/vinci0

A generic, easy to use, and keras-compatible deep RL framework

Primary LanguagePythonMIT LicenseMIT

Vinci

This is a generic, easy to use, and keras-compatible deep RL framework.

It began as a fork of keras-rl but is now a separated project.

WARNING

This repository points to an OLDER version of Vinci, the latest one can be found at:

https://github.com/Phylliade/vinci

Features

  • Define your Deep Nets using Keras
  • Simulate on the OpenAI Gym Environments
  • Easy to implement a new algorithm, using a well-defined API
  • Advanced training capabilities: Offline training, critic-only (or actor-only) training...
  • Easy logging : Tensorboard, Terminal...

Installation

Run :

pip install  git+ssh://git@github.com/Phylliade/vinci.git

Creating the Deep Networks with Keras

Vinci is designed to seamlessy use Keras's networks. You can design your networks as always, using the Sequential or Functional API.

Environment-agnostic networks

Vinci also adds some utilities to make the network creation environment agnostic, which can be nice!
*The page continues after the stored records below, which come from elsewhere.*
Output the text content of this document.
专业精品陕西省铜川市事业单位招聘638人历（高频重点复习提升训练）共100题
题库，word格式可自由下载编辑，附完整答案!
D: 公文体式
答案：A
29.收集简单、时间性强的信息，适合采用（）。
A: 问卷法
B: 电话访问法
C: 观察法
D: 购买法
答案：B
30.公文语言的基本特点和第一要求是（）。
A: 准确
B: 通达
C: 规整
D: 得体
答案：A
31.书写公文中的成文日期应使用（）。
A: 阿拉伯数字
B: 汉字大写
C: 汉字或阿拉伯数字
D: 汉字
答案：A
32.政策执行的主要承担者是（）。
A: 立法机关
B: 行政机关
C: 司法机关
To do this, the env object (a wrapper around a gym env, of type rl.EnvWrapper) provides different utilities, depending if you're using the Sequential or Functional APIs.

Using the functional API

You just have to design your Keras model using the functional API and the state and action placeholders of the env object.

For example, for a simple critic:

# Inputs
observation = env.state
action = env.action
# Concatenate the inputs for the critic
inputs = concatenate([observation, action])

# Hidden layer
x = Dense(100)(inputs)
x = Activation('relu')(x)

# Output layer
x = Dense(1)(x)
x = Activation('linear')(x)

# Final model
critic = Model(inputs=[observation, action], outputs=[x])

Using the Sequential API

Since you have to specify the input shapes by hand, you can use the state_space_dim and action_space_dim attributes of the EnvWrapper.

For example of an actor:

actor = Sequential()

# Hidden layers
actor.add(Dense(400, input_shape=(env.state_space_dim,)))
actor.add(Activation("relu"))
actor.add(Dense(300))
actor.add(Activation("relu"))

# Output layer
actor.add(Dense(env.action_space_dim, activation="tanh"))

Efficiency of Keras models

Internally, Keras models are used in a functional fashion:

out = keras_model(in)

Some may wonder about some potential leaks with this usage, and they're right! With a traditional function, each time keras_model(in) is called, a new Tensor is created (and every underlying ops) and added to the Graph.

But, Keras uses a cache for the computations, so each call to keras_model(in) always resulsts in the same variable.